After an initial pilot project of 10 new fueling stations, the partnership plans to develop 1,000 stations across the U.S. in the next four years.
"This partnership represents both an end and a beginning," says Edward M. Kobel, DeBartolo president and COO. "By increasing accessibility to CNG, we will end the high price of transportation fuels, reduce pollution caused by using gasoline and diesel and decrease the impact foreign markets have on our nation's economy. This plan, coupled with several other national fueling efforts, will make CNG even more of a reality for fleet operators and individuals looking for an alternative fuel that can cut their fueling costs in half."
The project's 10 initial stations will help determine the best way to offer CNG fueling stations across the country in the future. As part of the pilot, four different station models will be tested, focusing on fueling fleet vehicles. These stations will range from a private fueling option for a single fleet to a station built to serve multiple fleets and run by an experienced retailer.
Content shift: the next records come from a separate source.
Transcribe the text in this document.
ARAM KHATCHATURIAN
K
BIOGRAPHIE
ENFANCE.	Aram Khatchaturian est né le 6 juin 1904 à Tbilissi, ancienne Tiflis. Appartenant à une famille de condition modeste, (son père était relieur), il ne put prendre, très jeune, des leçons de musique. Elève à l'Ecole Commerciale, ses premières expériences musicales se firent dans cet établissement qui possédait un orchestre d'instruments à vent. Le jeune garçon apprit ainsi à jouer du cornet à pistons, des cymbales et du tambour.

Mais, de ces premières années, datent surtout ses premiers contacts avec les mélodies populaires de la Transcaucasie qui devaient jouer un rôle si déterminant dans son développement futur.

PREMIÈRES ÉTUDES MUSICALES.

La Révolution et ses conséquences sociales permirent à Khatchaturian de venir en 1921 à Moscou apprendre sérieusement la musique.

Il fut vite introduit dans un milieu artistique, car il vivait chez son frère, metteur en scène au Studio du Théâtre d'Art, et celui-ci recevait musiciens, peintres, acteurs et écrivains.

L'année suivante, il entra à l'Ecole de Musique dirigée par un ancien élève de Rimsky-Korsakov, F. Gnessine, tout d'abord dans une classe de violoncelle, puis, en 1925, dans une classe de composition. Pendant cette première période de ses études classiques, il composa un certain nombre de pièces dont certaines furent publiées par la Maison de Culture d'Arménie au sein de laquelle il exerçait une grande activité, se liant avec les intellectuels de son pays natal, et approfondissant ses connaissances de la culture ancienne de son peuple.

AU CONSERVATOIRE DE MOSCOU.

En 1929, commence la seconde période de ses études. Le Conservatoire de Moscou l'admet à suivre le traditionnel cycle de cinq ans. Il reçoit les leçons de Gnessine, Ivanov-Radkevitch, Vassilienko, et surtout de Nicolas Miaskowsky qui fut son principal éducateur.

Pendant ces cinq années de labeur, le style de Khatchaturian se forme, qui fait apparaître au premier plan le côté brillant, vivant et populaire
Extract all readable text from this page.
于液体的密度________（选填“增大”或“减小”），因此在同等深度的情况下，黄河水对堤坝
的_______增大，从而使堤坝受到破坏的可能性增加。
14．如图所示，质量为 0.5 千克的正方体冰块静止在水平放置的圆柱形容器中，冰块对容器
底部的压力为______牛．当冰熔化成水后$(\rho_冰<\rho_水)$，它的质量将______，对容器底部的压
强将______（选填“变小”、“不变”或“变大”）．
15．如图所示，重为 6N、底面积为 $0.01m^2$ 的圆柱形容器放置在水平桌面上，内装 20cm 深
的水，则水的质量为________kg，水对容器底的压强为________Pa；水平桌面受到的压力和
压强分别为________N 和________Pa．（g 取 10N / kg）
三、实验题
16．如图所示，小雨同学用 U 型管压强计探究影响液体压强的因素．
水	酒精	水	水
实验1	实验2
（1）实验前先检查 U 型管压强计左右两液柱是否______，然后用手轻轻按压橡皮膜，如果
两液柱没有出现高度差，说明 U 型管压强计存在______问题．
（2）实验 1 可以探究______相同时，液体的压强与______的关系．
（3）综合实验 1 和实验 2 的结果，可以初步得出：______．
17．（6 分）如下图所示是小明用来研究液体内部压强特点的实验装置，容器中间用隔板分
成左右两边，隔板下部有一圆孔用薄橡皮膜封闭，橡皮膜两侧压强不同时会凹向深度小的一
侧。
The project will also identify and partner with leading fueling retailers in select areas to increase CNG accessibility to general consumers.
DeBartolo will provide funding for the stations and act as the preferred developer for turnkey fueling infrastructure solutions. Additionally, Keystone, which has a lengthy affiliation with DeBartolo, will find and develop fueling station opportunities.
When asked whether these stations will be suitable for heavy-duty commercial tractor-trailers, Erik Hector, a DeBartolo spokesman, said the company "is interested in traditional build to suit opportunities involving full array of CNG fueling stations. Credit-worthy tenants and/or fueling contracts are required, and we have no bias toward public or private access or class of vehicle; only the precondition that minimum levels of yield are attainable for each investment."
The two companies are negotiating with several co-developers, users, and tenants and are not yet ready to announce locations. Initial efforts are focusing on the states of Florida, Louisiana, West Virginia, Ohio, Texas, Oklahoma and California. Private-access stations are expected to be the predominate investment in the initial years, with public stations becoming more popular as a market is 'seeded' with bi-fuel vehicles.
According to the Department of Energy, today's CNG fueling market includes approximately 500 public stations and 500 private stations. However, many of those are not designed for commercial fleet fueling. Nearly 100 additional public stations are also currently in development.